Cuando la gente sabe que me fui
de viaje a Europa, me preguntan emocionados
¿Y qué tal te fue? ¡Padrísimo todo!, ¿verdad? Sobre todo aquellos que
saben que alguna vez viví –y adoré- a Madrid, suponen que me puse como loca, que
lloré tirada en el piso de la Plaza Mayor abrazada de una pata de jamón. Entonces saco mi pata vendada y empiezo mi
cantaleta de “bien pero el esguince blablablá y me duele blablablá y fue en
Barcelona blablablá”
Por supuesto que el mal de ojo
-ficticio o no-, no tiene nada que ver con mi esguince en el tobillo. Me provoqué el esguince por pendeja. No me caí, no metí la pata donde no y tampoco
estuve jugando el juego ese donde pones los pies y las manos en un tapete con
círculos de colores y un como reloj te dice dónde poner cada extremidad.
No llevé los tenis adecuados, eso
pasó. Usar converse de cuadritos rojos y
blancos es casi igual a usar chanclas de 22 pesos. Me sacaron ampollas, pero no me los
quité. Me recorrían la calceta guanga y
lastimaba el talón, pero no me los quité.
Tuve que quedar inmovilizada y chillar en un autobús de Barcelona a San
Sebastián para aceptar que necesitaba tenis chidos.
Aún no sabía que era un
esguince. Sólo me sentía asustada y
deprimida. Y más cuando me encerré un
día completo y mi tobillo no mejoró nada.
A ratos, parecía empeorar. Cuando
caminaba, mi pie izquierdo estaba chueco, como si pisara un pavimento que
estuviera empinado en vertical. Me tuve
que resignar a casi no caminar.
Ya estábamos en Madrid y no podía
creer que me estuviera jodiendo el viaje por una pendejada. Sentía la
frustración en el estómago. Era como si mi
tobillo tuviera un veneno que se esparcía hasta mi cabeza. Madrid ya no era
mío. Madrid me hartaba y sofocaba. No
era más que una turista jamaicona de esas que tanto me cagan.

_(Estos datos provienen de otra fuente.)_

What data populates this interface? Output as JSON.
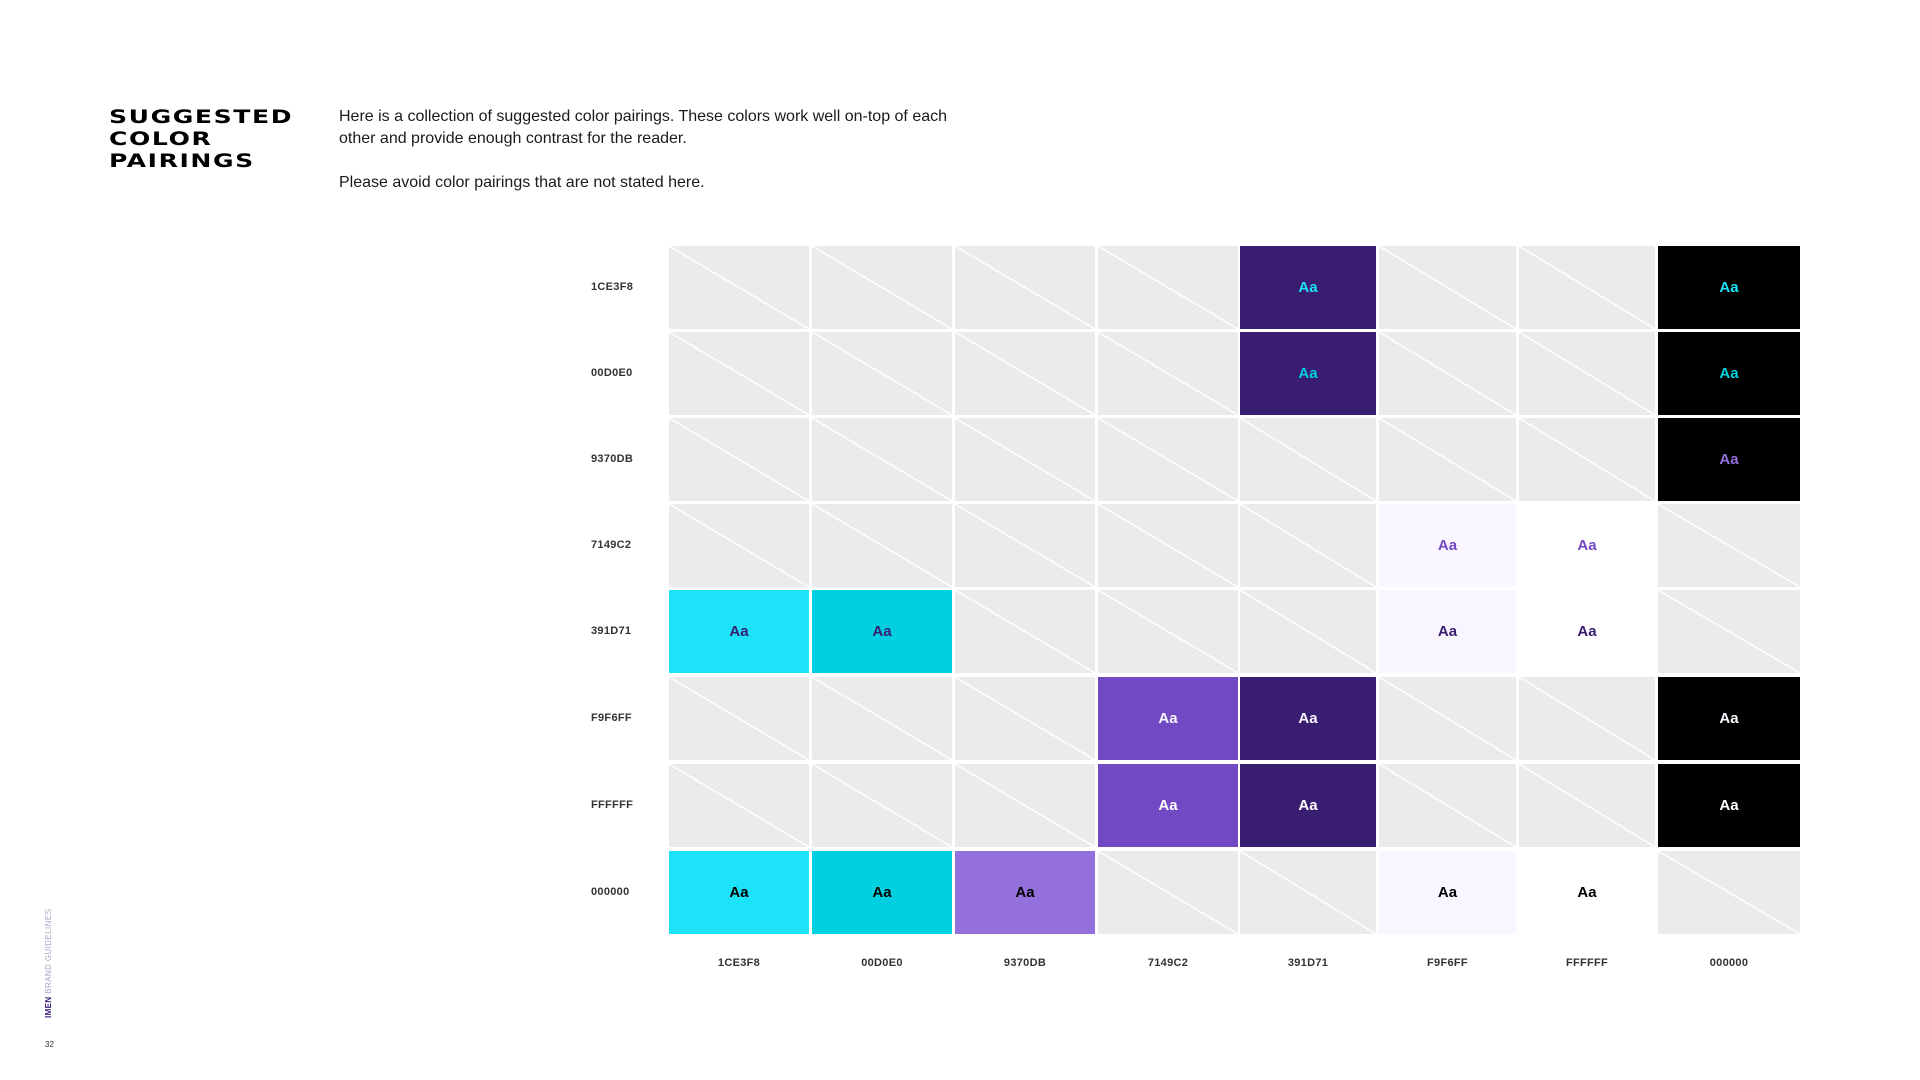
{
  "header": {
    "title_lines": [
      "SUGGESTED",
      "COLOR",
      "PAIRINGS"
    ],
    "paragraphs": [
      "Here is a collection of suggested color pairings. These colors work well on-top of each other and provide enough contrast for the reader.",
      "Please avoid color pairings that are not stated here."
    ]
  },
  "matrix": {
    "sample_text": "Aa",
    "empty_color": "#EBEBEB",
    "columns": [
      {
        "label": "1CE3F8",
        "hex": "#1CE3F8"
      },
      {
        "label": "00D0E0",
        "hex": "#00D0E0"
      },
      {
        "label": "9370DB",
        "hex": "#9370DB"
      },
      {
        "label": "7149C2",
        "hex": "#7149C2"
      },
      {
        "label": "391D71",
        "hex": "#391D71"
      },
      {
        "label": "F9F6FF",
        "hex": "#F9F6FF"
      },
      {
        "label": "FFFFFF",
        "hex": "#FFFFFF"
      },
      {
        "label": "000000",
        "hex": "#000000"
      }
    ],
    "rows": [
      {
        "label": "1CE3F8",
        "hex": "#1CE3F8",
        "pairs": [
          false,
          false,
          false,
          false,
          true,
          false,
          false,
          true
        ]
      },
      {
        "label": "00D0E0",
        "hex": "#00D0E0",
        "pairs": [
          false,
          false,
          false,
          false,
          true,
          false,
          false,
          true
        ]
      },
      {
        "label": "9370DB",
        "hex": "#9370DB",
        "pairs": [
          false,
          false,
          false,
          false,
          false,
          false,
          false,
          true
        ]
      },
      {
        "label": "7149C2",
        "hex": "#7149C2",
        "pairs": [
          false,
          false,
          false,
          false,
          false,
          true,
          true,
          false
        ]
      },
      {
        "label": "391D71",
        "hex": "#391D71",
        "pairs": [
          true,
          true,
          false,
          false,
          false,
          true,
          true,
          false
        ]
      },
      {
        "label": "F9F6FF",
        "hex": "#F9F6FF",
        "pairs": [
          false,
          false,
          false,
          true,
          true,
          false,
          false,
          true
        ]
      },
      {
        "label": "FFFFFF",
        "hex": "#FFFFFF",
        "pairs": [
          false,
          false,
          false,
          true,
          true,
          false,
          false,
          true
        ]
      },
      {
        "label": "000000",
        "hex": "#000000",
        "pairs": [
          true,
          true,
          true,
          false,
          false,
          true,
          true,
          false
        ]
      }
    ]
  },
  "footer": {
    "brand_bold": "IMEN",
    "brand_rest": " BRAND GUIDELINES",
    "page_number": "32"
  }
}
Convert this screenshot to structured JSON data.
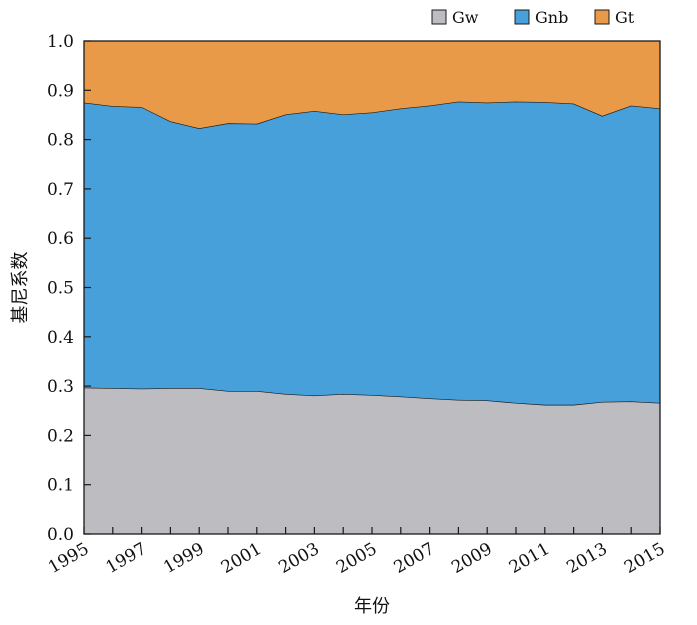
{
  "chart_data": {
    "type": "area",
    "stacked": true,
    "xlabel": "年份",
    "ylabel": "基尼系数",
    "x": [
      1995,
      1996,
      1997,
      1998,
      1999,
      2000,
      2001,
      2002,
      2003,
      2004,
      2005,
      2006,
      2007,
      2008,
      2009,
      2010,
      2011,
      2012,
      2013,
      2014,
      2015
    ],
    "x_tick_labels": [
      "1995",
      "1997",
      "1999",
      "2001",
      "2003",
      "2005",
      "2007",
      "2009",
      "2011",
      "2013",
      "2015"
    ],
    "ylim": [
      0,
      1.0
    ],
    "y_ticks": [
      "0.0",
      "0.1",
      "0.2",
      "0.3",
      "0.4",
      "0.5",
      "0.6",
      "0.7",
      "0.8",
      "0.9",
      "1.0"
    ],
    "grid": false,
    "legend_position": "top-right",
    "series": [
      {
        "name": "Gw",
        "color": "#bdbcc1",
        "values": [
          0.297,
          0.296,
          0.295,
          0.296,
          0.296,
          0.29,
          0.29,
          0.284,
          0.281,
          0.284,
          0.282,
          0.279,
          0.275,
          0.272,
          0.271,
          0.266,
          0.262,
          0.262,
          0.268,
          0.269,
          0.266
        ]
      },
      {
        "name": "Gnb",
        "color": "#48a0db",
        "values": [
          0.578,
          0.572,
          0.571,
          0.541,
          0.527,
          0.543,
          0.542,
          0.567,
          0.577,
          0.567,
          0.573,
          0.584,
          0.594,
          0.605,
          0.604,
          0.611,
          0.614,
          0.611,
          0.58,
          0.6,
          0.597
        ]
      },
      {
        "name": "Gt",
        "color": "#e99a48",
        "values": [
          0.125,
          0.132,
          0.134,
          0.163,
          0.177,
          0.167,
          0.168,
          0.149,
          0.142,
          0.149,
          0.145,
          0.137,
          0.131,
          0.123,
          0.125,
          0.123,
          0.124,
          0.127,
          0.152,
          0.131,
          0.137
        ]
      }
    ]
  }
}
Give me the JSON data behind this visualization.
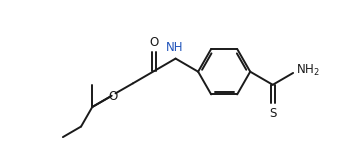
{
  "background_color": "#ffffff",
  "line_color": "#1a1a1a",
  "bond_lw": 1.4,
  "blue_color": "#2255bb",
  "font_size": 8.5,
  "xlim": [
    0,
    10
  ],
  "ylim": [
    0,
    4.0
  ]
}
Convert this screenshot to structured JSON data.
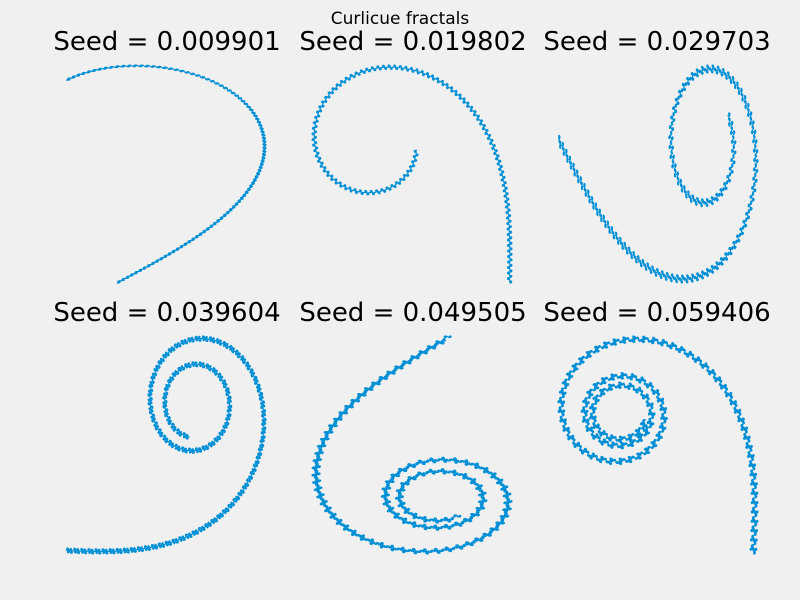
{
  "figure": {
    "suptitle": "Curlicue fractals",
    "background": "#f0f0f0",
    "line_color": "#008fd5"
  },
  "chart_data": [
    {
      "type": "line",
      "title": "Seed = 0.009901",
      "seed": 0.009901
    },
    {
      "type": "line",
      "title": "Seed = 0.019802",
      "seed": 0.019802
    },
    {
      "type": "line",
      "title": "Seed = 0.029703",
      "seed": 0.029703
    },
    {
      "type": "line",
      "title": "Seed = 0.039604",
      "seed": 0.039604
    },
    {
      "type": "line",
      "title": "Seed = 0.049505",
      "seed": 0.049505
    },
    {
      "type": "line",
      "title": "Seed = 0.059406",
      "seed": 0.059406
    }
  ]
}
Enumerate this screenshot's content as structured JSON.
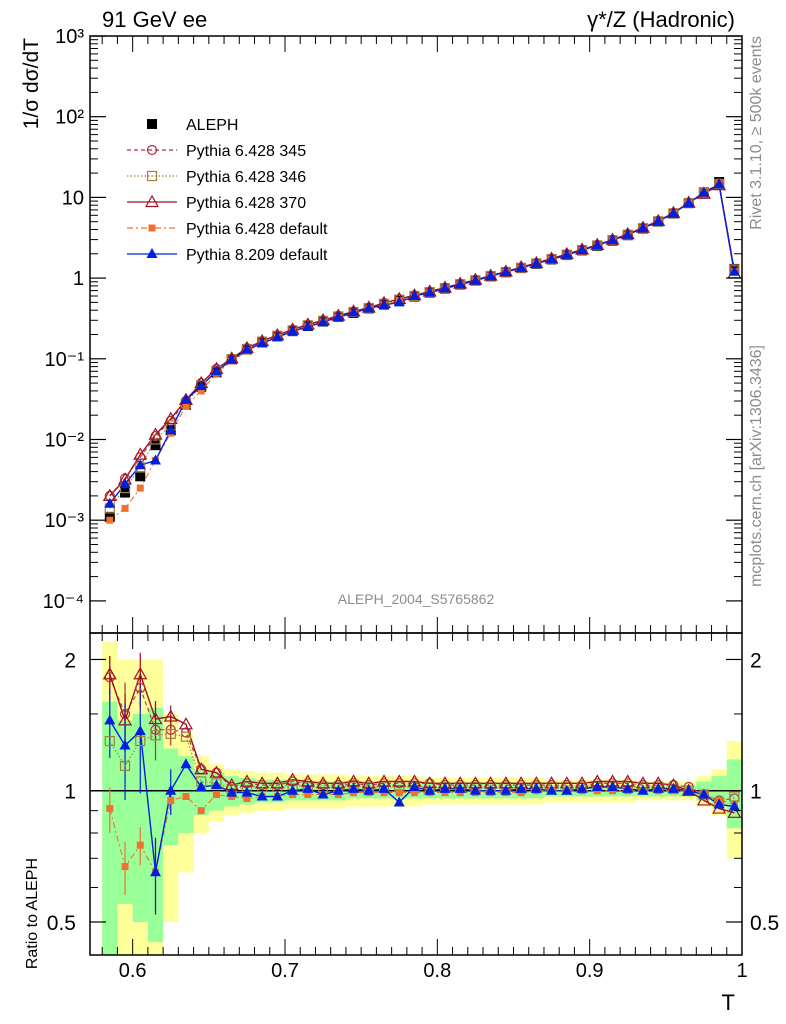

Por eso escribo esto. Tal vez así pueda atrapar mis demonios y aporrearlos.
***
Estábamos en Lavapiés. Era la segunda vez que bajábamos a ver si
estaba abierto un bar en el que vendían zapatillas (como lonches de lacón con
queso manchego derretido). Cerrado otra
vez. Ése lugar solía ser de mis lugares
favoritos para cenar. En mi urgencia por
hacer pipí, nos metimos a un bar que está justo enfrente, pedimos cerveza y un
litro de sangría. El vino endulzado con
fruta ya se me había subido a la cabeza cuando se comenzó a escuchar Peces de
Ciudad, de Joaquín Sabina.
En Comala comprendí / que al
lugar donde has sido feliz / no debieras tratar de volver / Cuando en vuelo
regular / pisé el cielo de Madrid / me esperaba una recién casada / que no se
acordaba de mí.
Después pusieron a Amaral, Bebe y
otros más que escuché una y otra vez durante ese año que viví en Madrid. Montonal de imágenes de aquellos tiempos me
comenzaron a llegar. Antes, era de ahí; ahora, soy una pinche turista más con
una pata inservible. Y para recordarme mi
condición de turista estaba Lina, mi exroomate, que jodía con que mis nalgas
habían crecido, que no tenía el pelo rojo y hablaba en mexicano.
***
Empiezo a pensar que Madrid, ese
ex novio del que no entendía qué chingados le había visto, seguía igual. El que tenga algunos bares cerrados o hayan
cambiado el menú de algún lugar o hayan quitado al Tío Pepe no lo hacen menos
genial.
La que cambió, fui yo. La que fue tan idiota para pensar que se
sentiría igual, fui yo. Durante mucho
tiempo lo extrañé. Pero la distancia y
mi nueva forma de ser y de vivir me hicieron guardarlo en un cajón. Viajé a otros lados, escribí otras cosas,
conocí más gente. Entonces, hace algunos
meses, supuse que era tiempo de volver.
Volver acompañada y por fin, caminar por las Vistillas del brazo de
alguien a quien amo. Compartirle mi Fnac
y mis cañas de un euro.
Me parece que en las relaciones
con las ciudades pasa lo mismo que en las relaciones con las personas: si te
alejas (el motivo es lo de menos), de nada sirve volverse a ver. Idolatrar lo que fue es realismo mágico. Se
camina sobre lo que vivido y si dejas joderte por esguinces en las patas o en
el cerebro, es tu pedo y de nadie más.